The Collectible Radio - A Brief History
 
Early radio, which was originally called “wireless”, can be traced back to the 19th century. Most radio historians credit an Italian inventor named Guglielmo Marconi with achieving the practical break through in wireless transmission in the late 1890’s.
 
Marconi introduced his wireless success to the U.S. in 1899, by installing his gear in U.S. Navy Ships. The U.S.S. New York, an armored cruiser, and transmitted the first wireless messages to a shore station at Highland Light, Navesink, New Jersey on November 2, 1899.
 
          The evolution of radio significantly advanced after invention of the vacuum tube.  In 1904 an Englishman named, J. A. Fleming, used important discoveries made by Thomas Edison to invent the vacuum tube, dubbed the “Fleming value”.
 

 
 
In 1906, Dr,. Lee DeForest, an American, invented the first amplifying vacuum tube, known as the “audion” tube.
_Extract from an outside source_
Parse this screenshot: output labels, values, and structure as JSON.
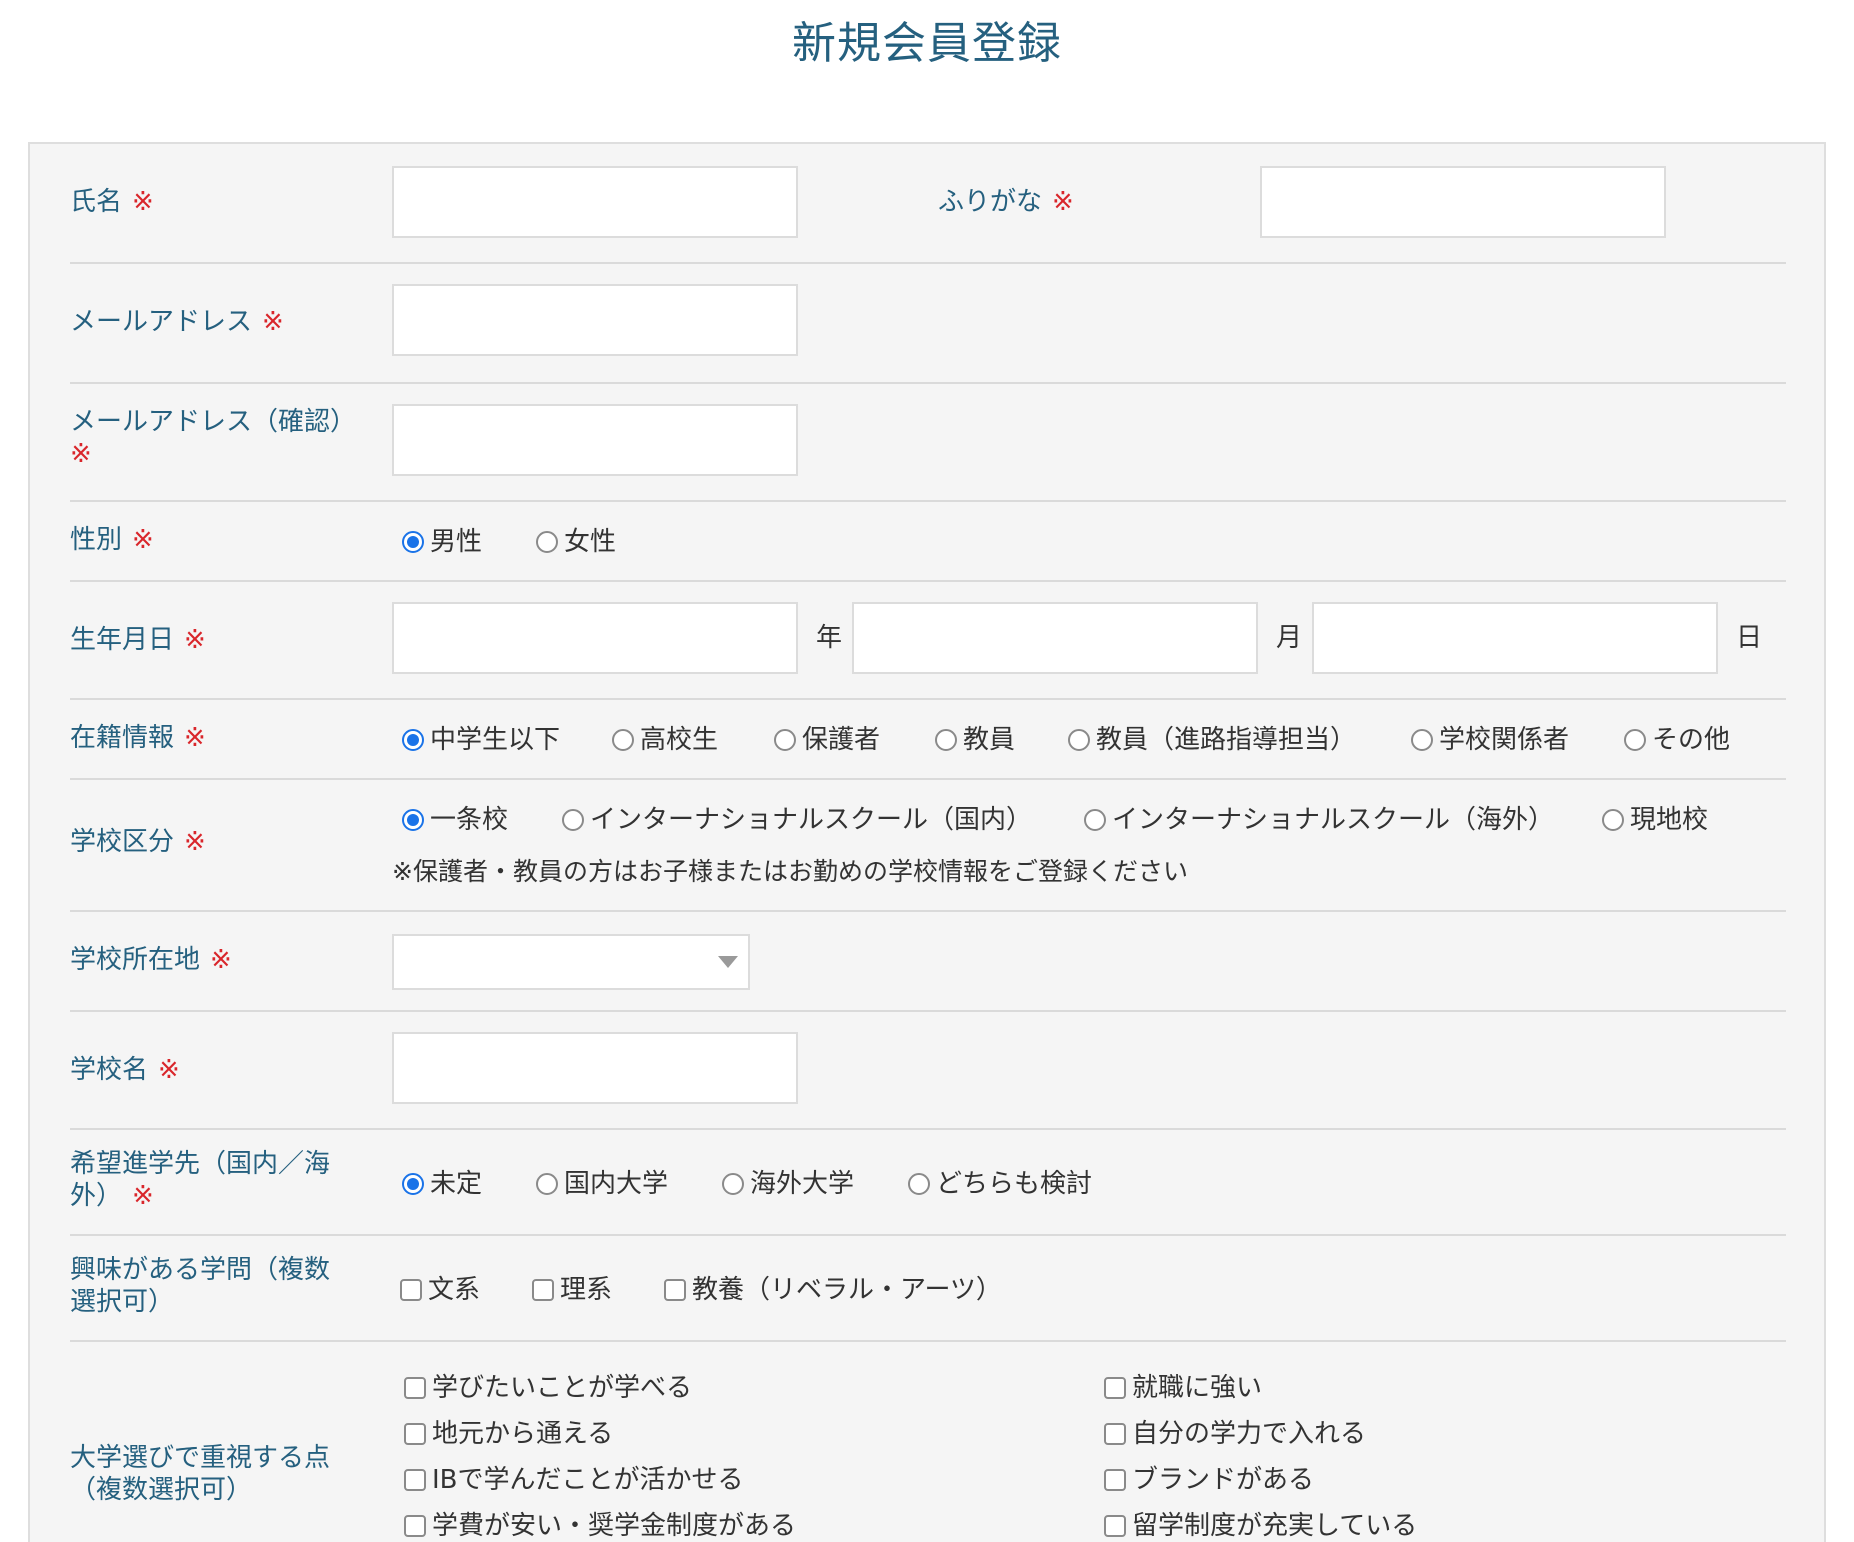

This invention proved pivotal for future radio development.


           The first public radio broadcast occurred on November 2, l920.  KDKA Pittsburgh broadcast the presidential election results that sent Warren G. Harding to the White House.
Ancestors to today’s state-of-the-art transistor/integrated circuit home radio might best be recognized by the type of detector a “wireless” used to receive signals from a distant transmitter. There was the crystal set, which used a natural crystalline lead ore detector called “galena”. Then there was the radio using the Fleming value, followed by the “regenerative” detector devised by American inventor Edwin Armstrong.  Improving detectors coupled to evolving amplifier tubes and tuning coils led to the tuned radio frequency (“TRF”) and neutrodyne receivers found mostly in radios manufactured in the mid to late 1920’s and early 1930’s.  In 1920, Edwin Armstrong invented his receiver, dubbed the “superheterodyne”, the footprint for future radio even to this day.  The first commercial “superhet” was produced by RCA in 1924 as Model AF0812, and later as the Radiola Super VIII.



In the early 1920’s, consumers could only power their radios by crystal or battery.  It was not until the mid 1920’s that electricity was used as the power supply for radios, from either direct (“DC”) or alternating (“AC”) current.  For instance, RCA’s first AC unit was the Radiola 17, manufactured in 1927.

In today’s common “olde tyme” radio collection, the curious might find an early Fleming value, a crystal radio, an early or rural battery set, a DC powered fame radio and a classic radios representing a TRF, neutrodyne and superheterodyne. And rather recently and growing in popularity, are more “modern” transistor radios which include those manufactured in the early 1950’s as well as ever growing “novelty” sets.